Furthermore, virulence factors, including as quorum sensingmediated inflammatory response inactivation, may be lost during prolonged biofilm infections. Microbiologists have postulated that bacteria live in two growth phases throughout the last 40 years: as single independent cells (planktonic) or as extracellular matrix-embedded clumps called biofilms. Professor Bill Costerton and colleagues demonstrated for the first time in 1982 a difference between acute and chronic infection, demonstrating that planktonic bacteria in blood were easily treatable with antibiotics, whereas bacteria in biofilm covering a pacemaker were resistant to the same treatment. Combining this early observation of biofilm-related high antibiotic tolerance with the persistence of Pseudomonas aeruginosa microcolonies in the lungs of patients with cystic fibrosis with chronic lung infection spawned the concept of chronic infections being caused by biofilm growing bacteria, while acute infections are caused by planktonic bacteria. This present paradigm was quickly demonstrated by studying bacteria in a shaken, liquid culture developing as planktonic single cells (chains or clusters), whereas bacteria gathered in clumps or linked with surfaces growing as biofilms.

Conclusion

However, our understanding of biofilm biology has recently been updated to focus specifically on bacteria in vivo.

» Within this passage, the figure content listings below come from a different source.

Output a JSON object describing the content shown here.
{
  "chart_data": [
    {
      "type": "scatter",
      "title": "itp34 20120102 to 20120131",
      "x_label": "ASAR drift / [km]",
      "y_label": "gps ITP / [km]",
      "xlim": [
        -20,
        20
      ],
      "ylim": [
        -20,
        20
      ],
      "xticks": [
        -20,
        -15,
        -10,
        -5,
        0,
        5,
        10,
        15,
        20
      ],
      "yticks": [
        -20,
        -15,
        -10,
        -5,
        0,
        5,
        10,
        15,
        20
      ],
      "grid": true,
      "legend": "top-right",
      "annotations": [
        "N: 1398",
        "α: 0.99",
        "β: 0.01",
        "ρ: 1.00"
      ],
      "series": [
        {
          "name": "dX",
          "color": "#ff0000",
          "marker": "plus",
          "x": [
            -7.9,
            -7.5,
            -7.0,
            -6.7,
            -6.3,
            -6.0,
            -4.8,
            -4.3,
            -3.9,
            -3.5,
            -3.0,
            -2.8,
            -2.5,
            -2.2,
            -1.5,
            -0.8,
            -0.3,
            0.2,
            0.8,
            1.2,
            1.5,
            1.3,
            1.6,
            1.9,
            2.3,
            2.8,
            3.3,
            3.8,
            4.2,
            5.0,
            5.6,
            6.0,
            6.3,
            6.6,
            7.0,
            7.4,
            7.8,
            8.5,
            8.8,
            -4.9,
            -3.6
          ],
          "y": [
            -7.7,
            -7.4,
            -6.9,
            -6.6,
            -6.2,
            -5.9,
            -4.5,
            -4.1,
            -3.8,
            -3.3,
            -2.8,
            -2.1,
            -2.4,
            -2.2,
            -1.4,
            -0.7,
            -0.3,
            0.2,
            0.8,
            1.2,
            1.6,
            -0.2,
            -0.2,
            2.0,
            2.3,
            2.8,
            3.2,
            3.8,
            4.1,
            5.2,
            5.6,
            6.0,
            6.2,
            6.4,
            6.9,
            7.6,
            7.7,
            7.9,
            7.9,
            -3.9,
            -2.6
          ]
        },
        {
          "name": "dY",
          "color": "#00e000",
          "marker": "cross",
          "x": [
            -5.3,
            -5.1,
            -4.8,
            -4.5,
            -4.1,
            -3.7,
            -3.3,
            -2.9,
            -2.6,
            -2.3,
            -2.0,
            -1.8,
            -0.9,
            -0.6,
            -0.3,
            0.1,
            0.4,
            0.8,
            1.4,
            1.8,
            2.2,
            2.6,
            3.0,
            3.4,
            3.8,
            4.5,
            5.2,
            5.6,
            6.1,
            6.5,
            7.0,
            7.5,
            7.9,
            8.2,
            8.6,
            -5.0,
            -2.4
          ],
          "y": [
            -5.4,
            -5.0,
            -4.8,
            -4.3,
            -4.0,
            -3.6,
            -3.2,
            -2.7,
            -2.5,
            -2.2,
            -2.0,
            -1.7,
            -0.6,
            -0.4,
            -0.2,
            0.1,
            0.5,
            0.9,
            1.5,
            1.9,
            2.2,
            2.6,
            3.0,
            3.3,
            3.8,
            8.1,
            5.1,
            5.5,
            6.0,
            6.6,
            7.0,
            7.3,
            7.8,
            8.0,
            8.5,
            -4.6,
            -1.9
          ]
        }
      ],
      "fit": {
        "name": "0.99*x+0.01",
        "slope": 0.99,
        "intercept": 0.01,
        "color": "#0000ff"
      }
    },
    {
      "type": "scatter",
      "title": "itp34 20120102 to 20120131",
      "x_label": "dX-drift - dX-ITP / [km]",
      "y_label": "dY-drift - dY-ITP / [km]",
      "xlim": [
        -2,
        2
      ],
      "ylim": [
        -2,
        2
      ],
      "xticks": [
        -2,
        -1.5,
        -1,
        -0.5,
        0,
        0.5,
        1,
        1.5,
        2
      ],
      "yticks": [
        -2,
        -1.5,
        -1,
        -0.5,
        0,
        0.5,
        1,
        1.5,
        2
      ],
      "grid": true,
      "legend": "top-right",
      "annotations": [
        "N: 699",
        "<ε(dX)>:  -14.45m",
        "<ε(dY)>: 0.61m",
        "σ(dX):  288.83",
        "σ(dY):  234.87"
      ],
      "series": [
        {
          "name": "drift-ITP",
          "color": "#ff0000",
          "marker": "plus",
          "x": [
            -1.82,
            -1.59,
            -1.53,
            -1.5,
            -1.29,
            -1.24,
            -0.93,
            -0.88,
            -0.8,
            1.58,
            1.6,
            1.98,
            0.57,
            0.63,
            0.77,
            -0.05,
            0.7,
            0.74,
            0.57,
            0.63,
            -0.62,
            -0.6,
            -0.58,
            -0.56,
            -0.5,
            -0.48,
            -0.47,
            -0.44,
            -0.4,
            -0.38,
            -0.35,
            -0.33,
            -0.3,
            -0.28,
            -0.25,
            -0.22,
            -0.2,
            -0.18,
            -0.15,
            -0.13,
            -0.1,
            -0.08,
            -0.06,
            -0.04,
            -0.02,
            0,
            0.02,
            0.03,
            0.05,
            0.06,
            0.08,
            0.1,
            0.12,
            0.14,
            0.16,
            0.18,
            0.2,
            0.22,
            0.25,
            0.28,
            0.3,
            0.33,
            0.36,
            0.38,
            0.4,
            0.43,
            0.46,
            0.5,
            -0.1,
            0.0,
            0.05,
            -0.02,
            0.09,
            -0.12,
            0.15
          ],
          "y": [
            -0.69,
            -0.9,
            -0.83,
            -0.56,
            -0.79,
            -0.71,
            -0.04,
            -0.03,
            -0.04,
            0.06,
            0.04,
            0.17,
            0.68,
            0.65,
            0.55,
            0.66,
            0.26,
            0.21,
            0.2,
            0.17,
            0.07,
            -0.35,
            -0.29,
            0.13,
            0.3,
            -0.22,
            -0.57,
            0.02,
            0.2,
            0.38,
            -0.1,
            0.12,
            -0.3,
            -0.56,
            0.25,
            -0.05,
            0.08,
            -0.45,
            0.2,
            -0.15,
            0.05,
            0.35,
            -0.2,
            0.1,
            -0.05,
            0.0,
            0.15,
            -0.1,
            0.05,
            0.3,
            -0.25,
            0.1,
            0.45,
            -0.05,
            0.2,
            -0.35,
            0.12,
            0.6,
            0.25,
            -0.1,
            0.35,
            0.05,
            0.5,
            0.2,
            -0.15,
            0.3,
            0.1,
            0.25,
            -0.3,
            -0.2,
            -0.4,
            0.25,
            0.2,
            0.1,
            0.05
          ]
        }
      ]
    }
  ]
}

Biofilms elicit local ongoing pro-inflammatory host responses in chronic lung infections, which are characterised by persistent and progressive disease, whereas biofilm-associated bacteria in the lung are often slow-growing. Furthermore, it has been postulated that many biofilm infections share persistent local inflammation and sluggish microbial growth. If an infection creates clinical signs such as inflammation or fever, it may be eliminated either naturally or by drugs. Such illnesses are referred to as acute infections. A chronic infection occurs when an infection continues despite an immune response and antimicrobial treatment.